On this day in 1800, President John Adams becomes the first acting president to take up residence in Washington, D.C. Unfortunately the White House, or President’s Mansion or President’s House as it was called then, was not yet finished, so Adams moved into temporary digs at Tunnicliffe’s City Hotel near the also half-finished Capitol building.
The final site for the nation’s capital had been chosen by George Washington while he was still president in 1790. Construction on the President’s House began in 1792, but was not completed until late 1800. Historian David McCullough has reported that when Adams first arrived in Washington on June 3 he wrote to his wife Abigail (who was at their home in Quincy, Massachusetts) that he was pleased with the new site for the federal government and had explored the soon-to-be President’s House with satisfaction. He expressed weariness, however, at being unsettled. “Oh! That I could have a home! he exclaimed to Abigail.

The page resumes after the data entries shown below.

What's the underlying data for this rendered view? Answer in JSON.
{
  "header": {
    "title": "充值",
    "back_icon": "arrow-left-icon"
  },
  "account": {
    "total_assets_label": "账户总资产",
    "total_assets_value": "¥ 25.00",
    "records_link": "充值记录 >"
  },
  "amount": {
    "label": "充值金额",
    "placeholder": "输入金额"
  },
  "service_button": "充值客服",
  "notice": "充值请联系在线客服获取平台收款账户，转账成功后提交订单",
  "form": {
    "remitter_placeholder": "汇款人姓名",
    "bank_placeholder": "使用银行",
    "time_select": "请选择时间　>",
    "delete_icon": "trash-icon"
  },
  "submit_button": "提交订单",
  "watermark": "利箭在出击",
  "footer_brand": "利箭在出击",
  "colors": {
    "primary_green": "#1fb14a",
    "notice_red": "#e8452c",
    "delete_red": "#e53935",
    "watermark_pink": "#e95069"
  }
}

Rolling, rolling, rolling, till I am very nearly rolling into the bosom of Mother Earth.” On November 1, Adams finally moved into his official residence, with the plaster and paint still drying and the building surrounded by weeds.
Abigail Adams arrived in Washington later that month and was the first first lady to take up hostess duties in what would become the White House. She gamely accepted the new building’s lack of amenities, writing to a friend that she had to hang her washing in what would become known as the East Room.
John and Abigail did not live long in the new presidential residence. Adams was defeated in the election of 1800 by Thomas Jefferson, who became the second occupant and the first widower to live in the mansion. During Jefferson’s tenure as president, Dolley Madison, wife of the then-Secretary of State and future President James Madison, performed official White House hostess duties.